Trial Results Published for Severe Aortic Stenosis

 

September 24, 2010

September 24, 2010 - The New England Journal of Medicine has published the results of from a trial looking at the treatment of severe aortic stenosis.

The results from cohort B of the Partner trial, which studied the Edwards Sapien transcatheter heart valve, successfully met the primary endpoints of all-cause mortality and mortality plus repeat hospitalization.

The authors concluded, "in patients with severe aortic stenosis who were not suitable candidates for surgery, TAVI [transcatheter aortic valve implantation], as compared with standard therapy, significantly reduced the rates of death from any cause, the composite end point of death from any cause or repeat hospitalization, and cardiac symptoms, despite the higher incidence of major strokes and major vascular events." The article further states, "on the basis of a rate of death from any cause at one year that was 20 percentage points lower with TAVI than with standard therapy, balloon-expandable TAVI should be the new standard of care for patients with aortic stenosis who are not suitable candidates for surgery."
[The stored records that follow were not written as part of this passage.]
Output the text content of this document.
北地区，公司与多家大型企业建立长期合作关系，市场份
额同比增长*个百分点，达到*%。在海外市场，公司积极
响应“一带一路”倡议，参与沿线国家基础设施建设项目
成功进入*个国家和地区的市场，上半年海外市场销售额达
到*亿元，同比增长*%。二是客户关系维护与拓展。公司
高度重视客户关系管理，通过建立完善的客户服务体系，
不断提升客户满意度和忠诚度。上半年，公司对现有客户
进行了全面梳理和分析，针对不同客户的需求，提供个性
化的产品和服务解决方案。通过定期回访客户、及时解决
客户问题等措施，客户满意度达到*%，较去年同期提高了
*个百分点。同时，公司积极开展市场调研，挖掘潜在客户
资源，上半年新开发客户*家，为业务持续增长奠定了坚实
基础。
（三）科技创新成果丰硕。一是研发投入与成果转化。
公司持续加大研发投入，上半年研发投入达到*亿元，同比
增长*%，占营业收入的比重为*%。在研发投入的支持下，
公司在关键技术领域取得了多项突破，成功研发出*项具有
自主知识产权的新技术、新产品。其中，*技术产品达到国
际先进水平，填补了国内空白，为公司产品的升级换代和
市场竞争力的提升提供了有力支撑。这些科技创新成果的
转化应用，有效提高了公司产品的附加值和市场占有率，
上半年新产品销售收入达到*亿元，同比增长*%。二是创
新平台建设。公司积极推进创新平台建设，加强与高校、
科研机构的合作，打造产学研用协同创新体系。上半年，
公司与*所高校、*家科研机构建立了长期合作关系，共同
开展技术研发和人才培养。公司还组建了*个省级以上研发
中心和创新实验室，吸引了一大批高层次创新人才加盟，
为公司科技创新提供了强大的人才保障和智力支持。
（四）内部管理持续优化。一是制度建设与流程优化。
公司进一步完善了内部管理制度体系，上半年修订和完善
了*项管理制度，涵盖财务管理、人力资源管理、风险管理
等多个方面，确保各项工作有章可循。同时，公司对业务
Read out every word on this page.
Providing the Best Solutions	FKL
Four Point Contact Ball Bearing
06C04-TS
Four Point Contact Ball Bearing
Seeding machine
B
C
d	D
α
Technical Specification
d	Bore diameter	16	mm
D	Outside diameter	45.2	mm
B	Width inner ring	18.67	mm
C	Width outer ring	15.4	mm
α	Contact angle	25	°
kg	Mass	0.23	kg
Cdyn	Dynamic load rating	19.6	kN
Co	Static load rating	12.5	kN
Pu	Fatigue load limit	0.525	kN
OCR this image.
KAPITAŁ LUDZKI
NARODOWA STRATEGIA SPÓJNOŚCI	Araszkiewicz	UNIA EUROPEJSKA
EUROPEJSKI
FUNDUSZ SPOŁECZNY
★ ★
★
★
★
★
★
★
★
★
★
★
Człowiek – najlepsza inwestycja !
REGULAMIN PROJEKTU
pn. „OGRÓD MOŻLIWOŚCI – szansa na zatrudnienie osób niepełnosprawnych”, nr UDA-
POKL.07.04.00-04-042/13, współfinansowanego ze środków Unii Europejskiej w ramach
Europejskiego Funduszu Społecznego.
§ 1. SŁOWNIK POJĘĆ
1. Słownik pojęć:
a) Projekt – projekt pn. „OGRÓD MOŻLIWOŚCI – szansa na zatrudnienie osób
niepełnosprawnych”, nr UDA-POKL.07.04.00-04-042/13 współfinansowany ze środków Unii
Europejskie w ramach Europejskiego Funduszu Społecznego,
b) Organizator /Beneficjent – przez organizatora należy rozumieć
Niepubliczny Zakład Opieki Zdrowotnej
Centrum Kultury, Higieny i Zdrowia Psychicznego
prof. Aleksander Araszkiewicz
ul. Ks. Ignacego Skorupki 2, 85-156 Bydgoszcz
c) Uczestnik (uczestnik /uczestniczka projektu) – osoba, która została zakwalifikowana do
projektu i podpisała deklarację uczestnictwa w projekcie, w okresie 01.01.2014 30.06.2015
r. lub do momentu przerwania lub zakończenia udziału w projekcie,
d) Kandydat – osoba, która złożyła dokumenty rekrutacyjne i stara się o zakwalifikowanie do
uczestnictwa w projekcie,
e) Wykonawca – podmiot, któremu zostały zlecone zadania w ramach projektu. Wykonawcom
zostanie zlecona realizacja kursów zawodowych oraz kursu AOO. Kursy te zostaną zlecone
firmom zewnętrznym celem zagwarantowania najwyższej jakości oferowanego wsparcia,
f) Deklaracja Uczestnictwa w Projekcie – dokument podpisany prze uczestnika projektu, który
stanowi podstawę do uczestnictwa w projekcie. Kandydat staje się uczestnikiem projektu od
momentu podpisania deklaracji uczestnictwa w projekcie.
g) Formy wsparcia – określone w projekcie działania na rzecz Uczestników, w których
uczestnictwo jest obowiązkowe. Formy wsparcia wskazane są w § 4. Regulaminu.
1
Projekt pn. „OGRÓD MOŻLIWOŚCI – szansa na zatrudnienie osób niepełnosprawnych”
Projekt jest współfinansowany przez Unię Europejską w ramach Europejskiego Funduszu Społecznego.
According to the authors, "aortic stenosis is an insidious disease with a long latency period followed by rapid progression after the appearance of symptoms, resulting in a high rate of death" and concluded that "standard medical therapy... did not alter the natural history of severe aortic stenosis."

This trial studied 358 patients with severe, symptomatic aortic stenosis deemed inoperable for traditional open-heart surgery. Patients were evenly randomized to receive either the Edwards Sapien valve or standard therapy.

The Sapien transcatheter valve is an investigational device in the United States and not yet available commercially in this country.